WASHINGTON, DC – Senator James Lankford (R-OK) today opposed a bill that will cause delays in benefits and care for veterans. Lankford opposed the Honoring Our PACT Act, though the bill passed the Senate by a vote of 86 to 11. Lankford addressed his concerns with the PACT Act in a Facebook Live video earlier today and he opposed the bill when the Senate voted on it in June.

“I stand fully behind keeping our promise to care for veterans who were injured or developed chronic illnesses due to their service to our nation. Thousands of veterans are already receiving care for their exposure to toxic burn pits and Agent Orange, but this bill would remove the science of presumptions and greatly lengthen the waiting period for all veteran care,” said Lankford. “Oklahoma veterans continue to share their frustration with the length of time it takes for the VA to get through its paperwork and care backlog to offer their quality services to our veterans.

“This bill will add more delays to service-connected veteran care by increasing care requirements for complications that may not be service-connected. The bill does not increase community care for veterans or increase beneficial information from community care. It simply expands eligibility without increasing capacity. All veterans should be evaluated by medical professionals to determine their ongoing treatment needs relating to their service. We must do better at serving those who have given their lives for our nation. We cannot worsen the VA backlog and make it even harder for Oklahoma veterans to get the care they need.”

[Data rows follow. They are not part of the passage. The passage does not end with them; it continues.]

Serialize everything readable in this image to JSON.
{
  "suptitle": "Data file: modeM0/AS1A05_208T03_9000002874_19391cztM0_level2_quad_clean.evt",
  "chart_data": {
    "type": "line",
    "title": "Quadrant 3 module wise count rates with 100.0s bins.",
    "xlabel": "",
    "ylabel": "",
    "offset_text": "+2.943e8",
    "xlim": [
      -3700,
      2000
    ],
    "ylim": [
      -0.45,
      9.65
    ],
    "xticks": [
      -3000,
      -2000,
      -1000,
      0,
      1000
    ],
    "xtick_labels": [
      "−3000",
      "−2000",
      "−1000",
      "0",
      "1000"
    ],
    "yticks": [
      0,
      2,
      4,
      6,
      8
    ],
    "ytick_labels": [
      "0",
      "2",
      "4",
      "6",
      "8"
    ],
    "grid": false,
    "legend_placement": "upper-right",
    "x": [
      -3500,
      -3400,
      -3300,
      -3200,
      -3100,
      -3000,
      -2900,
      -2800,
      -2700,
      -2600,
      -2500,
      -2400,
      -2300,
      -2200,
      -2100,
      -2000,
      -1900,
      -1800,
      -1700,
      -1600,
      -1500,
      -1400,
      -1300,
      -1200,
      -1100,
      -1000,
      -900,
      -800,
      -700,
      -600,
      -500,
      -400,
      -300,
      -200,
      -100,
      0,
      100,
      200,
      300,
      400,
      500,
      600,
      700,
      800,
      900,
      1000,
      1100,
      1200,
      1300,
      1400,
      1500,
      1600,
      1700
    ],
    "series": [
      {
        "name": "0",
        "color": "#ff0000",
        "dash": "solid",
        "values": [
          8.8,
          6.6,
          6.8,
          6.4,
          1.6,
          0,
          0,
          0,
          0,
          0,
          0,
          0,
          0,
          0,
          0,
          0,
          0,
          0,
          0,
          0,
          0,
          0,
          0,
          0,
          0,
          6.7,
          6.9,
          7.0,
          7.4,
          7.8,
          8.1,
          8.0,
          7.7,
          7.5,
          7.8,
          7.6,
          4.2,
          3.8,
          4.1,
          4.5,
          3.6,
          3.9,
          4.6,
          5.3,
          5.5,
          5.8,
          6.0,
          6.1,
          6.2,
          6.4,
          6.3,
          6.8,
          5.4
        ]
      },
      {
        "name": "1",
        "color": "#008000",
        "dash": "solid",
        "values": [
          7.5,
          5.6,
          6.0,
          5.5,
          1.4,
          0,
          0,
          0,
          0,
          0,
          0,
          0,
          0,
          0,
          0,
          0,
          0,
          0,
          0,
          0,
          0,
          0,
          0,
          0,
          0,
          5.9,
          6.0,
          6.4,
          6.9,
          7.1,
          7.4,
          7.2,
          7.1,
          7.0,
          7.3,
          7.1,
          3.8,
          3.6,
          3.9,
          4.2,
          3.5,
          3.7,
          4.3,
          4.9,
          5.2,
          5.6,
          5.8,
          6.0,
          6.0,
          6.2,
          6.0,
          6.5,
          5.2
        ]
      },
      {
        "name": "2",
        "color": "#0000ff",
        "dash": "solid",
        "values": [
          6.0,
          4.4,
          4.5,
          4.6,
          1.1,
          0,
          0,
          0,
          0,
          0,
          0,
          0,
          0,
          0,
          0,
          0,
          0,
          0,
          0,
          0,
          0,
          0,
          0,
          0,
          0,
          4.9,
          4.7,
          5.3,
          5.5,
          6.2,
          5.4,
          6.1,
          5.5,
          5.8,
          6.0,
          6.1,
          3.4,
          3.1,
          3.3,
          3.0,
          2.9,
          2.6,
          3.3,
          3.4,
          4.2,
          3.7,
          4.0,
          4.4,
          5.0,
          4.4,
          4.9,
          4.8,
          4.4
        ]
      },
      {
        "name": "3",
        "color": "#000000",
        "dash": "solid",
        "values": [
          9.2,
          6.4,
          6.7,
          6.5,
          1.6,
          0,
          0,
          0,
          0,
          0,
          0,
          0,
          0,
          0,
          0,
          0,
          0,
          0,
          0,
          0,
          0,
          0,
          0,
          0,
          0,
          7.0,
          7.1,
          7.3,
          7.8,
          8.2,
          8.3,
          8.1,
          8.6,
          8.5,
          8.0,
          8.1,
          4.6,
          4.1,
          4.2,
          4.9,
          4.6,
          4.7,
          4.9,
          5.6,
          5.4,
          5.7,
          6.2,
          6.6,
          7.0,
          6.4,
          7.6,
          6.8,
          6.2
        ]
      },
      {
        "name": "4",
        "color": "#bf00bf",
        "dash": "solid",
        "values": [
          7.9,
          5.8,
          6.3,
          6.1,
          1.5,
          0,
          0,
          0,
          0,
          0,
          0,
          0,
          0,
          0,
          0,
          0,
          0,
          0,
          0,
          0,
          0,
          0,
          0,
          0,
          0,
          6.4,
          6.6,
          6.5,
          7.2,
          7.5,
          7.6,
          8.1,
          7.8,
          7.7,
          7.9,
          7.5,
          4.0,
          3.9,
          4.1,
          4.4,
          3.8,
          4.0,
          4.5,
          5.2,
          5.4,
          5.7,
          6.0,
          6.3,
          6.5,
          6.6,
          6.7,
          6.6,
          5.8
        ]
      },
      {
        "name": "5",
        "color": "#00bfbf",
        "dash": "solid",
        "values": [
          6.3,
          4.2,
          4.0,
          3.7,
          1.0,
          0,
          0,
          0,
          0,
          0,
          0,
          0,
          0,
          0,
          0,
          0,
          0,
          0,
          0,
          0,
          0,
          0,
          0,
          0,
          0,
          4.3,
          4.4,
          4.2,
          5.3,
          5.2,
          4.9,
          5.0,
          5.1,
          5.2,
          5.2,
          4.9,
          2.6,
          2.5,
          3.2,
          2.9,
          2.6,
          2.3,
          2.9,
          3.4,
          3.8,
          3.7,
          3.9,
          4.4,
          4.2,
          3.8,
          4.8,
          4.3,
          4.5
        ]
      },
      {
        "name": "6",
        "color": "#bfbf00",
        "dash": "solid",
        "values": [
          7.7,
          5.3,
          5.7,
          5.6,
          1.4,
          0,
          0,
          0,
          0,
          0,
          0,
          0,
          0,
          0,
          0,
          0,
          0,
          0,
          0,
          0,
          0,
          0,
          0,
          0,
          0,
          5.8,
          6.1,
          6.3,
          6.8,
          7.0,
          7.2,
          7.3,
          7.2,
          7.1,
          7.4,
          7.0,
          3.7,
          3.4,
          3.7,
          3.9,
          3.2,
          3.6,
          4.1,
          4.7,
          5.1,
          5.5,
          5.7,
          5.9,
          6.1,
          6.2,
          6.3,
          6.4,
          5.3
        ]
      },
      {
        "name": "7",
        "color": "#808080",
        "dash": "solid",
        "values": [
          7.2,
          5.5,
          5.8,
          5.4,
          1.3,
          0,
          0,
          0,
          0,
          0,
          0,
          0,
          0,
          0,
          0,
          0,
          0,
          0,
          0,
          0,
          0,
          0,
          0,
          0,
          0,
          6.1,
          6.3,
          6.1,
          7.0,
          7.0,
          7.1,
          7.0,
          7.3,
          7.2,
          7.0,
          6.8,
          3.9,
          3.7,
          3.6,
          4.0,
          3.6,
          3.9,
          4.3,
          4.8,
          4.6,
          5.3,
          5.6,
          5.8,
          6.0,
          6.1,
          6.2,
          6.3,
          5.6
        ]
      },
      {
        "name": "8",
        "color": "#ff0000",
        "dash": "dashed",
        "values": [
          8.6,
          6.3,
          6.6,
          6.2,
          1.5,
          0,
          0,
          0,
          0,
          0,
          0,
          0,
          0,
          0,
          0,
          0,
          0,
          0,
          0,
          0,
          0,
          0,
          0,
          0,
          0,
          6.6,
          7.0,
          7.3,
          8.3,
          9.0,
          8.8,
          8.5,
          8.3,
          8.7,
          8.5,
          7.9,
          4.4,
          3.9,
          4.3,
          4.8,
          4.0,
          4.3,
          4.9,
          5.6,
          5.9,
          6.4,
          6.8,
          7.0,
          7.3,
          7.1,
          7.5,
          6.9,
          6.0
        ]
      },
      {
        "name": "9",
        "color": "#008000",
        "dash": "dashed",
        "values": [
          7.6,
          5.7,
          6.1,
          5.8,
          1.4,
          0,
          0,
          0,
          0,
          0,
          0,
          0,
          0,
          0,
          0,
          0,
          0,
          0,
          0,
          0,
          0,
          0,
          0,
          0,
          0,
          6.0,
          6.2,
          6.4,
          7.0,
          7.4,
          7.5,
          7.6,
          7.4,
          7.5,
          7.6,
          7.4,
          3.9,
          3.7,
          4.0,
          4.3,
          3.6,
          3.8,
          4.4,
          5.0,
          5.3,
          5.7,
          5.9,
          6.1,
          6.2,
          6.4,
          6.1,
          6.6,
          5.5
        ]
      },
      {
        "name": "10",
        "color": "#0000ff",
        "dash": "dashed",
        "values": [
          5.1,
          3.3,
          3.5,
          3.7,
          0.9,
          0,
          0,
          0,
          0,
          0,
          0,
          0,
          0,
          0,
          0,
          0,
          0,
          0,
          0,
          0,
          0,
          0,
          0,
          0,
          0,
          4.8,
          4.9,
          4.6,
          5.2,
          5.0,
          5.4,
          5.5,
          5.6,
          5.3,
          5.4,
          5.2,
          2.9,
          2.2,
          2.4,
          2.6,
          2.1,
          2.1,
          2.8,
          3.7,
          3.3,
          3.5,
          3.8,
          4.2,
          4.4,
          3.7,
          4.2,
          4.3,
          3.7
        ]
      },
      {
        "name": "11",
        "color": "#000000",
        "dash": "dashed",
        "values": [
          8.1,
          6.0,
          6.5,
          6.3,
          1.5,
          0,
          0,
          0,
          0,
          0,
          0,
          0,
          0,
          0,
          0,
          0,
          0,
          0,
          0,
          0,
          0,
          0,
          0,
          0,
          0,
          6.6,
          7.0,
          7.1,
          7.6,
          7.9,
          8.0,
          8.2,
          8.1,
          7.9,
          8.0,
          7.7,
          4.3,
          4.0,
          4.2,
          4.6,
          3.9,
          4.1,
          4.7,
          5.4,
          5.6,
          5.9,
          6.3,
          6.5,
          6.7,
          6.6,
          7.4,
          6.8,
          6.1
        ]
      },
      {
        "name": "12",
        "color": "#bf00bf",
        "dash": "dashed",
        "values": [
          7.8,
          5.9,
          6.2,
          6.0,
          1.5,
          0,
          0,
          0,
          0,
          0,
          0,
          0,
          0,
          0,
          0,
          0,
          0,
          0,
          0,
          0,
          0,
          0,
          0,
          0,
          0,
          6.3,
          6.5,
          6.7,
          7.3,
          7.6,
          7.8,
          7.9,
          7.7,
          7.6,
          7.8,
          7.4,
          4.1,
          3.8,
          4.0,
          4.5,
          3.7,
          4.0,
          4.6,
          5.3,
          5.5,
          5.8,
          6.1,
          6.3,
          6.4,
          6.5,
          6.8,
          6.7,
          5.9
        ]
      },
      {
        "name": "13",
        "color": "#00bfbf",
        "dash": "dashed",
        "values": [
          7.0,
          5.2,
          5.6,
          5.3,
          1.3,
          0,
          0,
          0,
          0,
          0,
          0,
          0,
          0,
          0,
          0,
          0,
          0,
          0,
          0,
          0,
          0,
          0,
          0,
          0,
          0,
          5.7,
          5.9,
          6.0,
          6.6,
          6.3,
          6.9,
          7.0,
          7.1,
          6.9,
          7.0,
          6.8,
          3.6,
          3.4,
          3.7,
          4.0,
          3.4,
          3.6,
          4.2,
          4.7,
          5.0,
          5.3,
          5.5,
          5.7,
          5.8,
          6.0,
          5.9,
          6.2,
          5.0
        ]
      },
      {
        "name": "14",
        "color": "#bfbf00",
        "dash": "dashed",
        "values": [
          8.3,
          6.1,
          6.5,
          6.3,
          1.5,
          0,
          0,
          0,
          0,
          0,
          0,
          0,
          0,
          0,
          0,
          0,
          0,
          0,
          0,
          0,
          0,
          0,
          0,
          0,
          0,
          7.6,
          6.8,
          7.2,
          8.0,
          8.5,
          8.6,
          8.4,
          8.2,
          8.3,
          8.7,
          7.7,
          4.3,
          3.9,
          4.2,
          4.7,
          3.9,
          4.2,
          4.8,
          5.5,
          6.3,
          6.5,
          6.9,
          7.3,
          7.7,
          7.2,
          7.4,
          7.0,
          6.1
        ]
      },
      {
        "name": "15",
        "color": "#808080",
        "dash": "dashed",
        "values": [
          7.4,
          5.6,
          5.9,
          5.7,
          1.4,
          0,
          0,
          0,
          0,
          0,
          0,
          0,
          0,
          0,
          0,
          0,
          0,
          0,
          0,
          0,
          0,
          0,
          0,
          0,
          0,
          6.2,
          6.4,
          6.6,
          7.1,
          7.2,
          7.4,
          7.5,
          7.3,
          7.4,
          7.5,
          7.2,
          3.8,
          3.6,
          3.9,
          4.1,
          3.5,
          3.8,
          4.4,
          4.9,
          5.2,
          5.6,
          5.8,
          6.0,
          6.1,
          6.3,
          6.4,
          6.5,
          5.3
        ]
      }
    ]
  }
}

Currently, the Veterans Administration (VA) allows veterans to file a disability compensation claim if they believe their health problems are related to exposure to burn pits during their military service in certain parts of the country, primarily Afghanistan and Iraq. These claims are decided on a case-by-case basis instead of blanket approvals if someone was ever in country. Those that have been directly affected by toxic exposure are going to ultimately be disadvantaged by this bill due to the increase in claims and long wait times to receive care.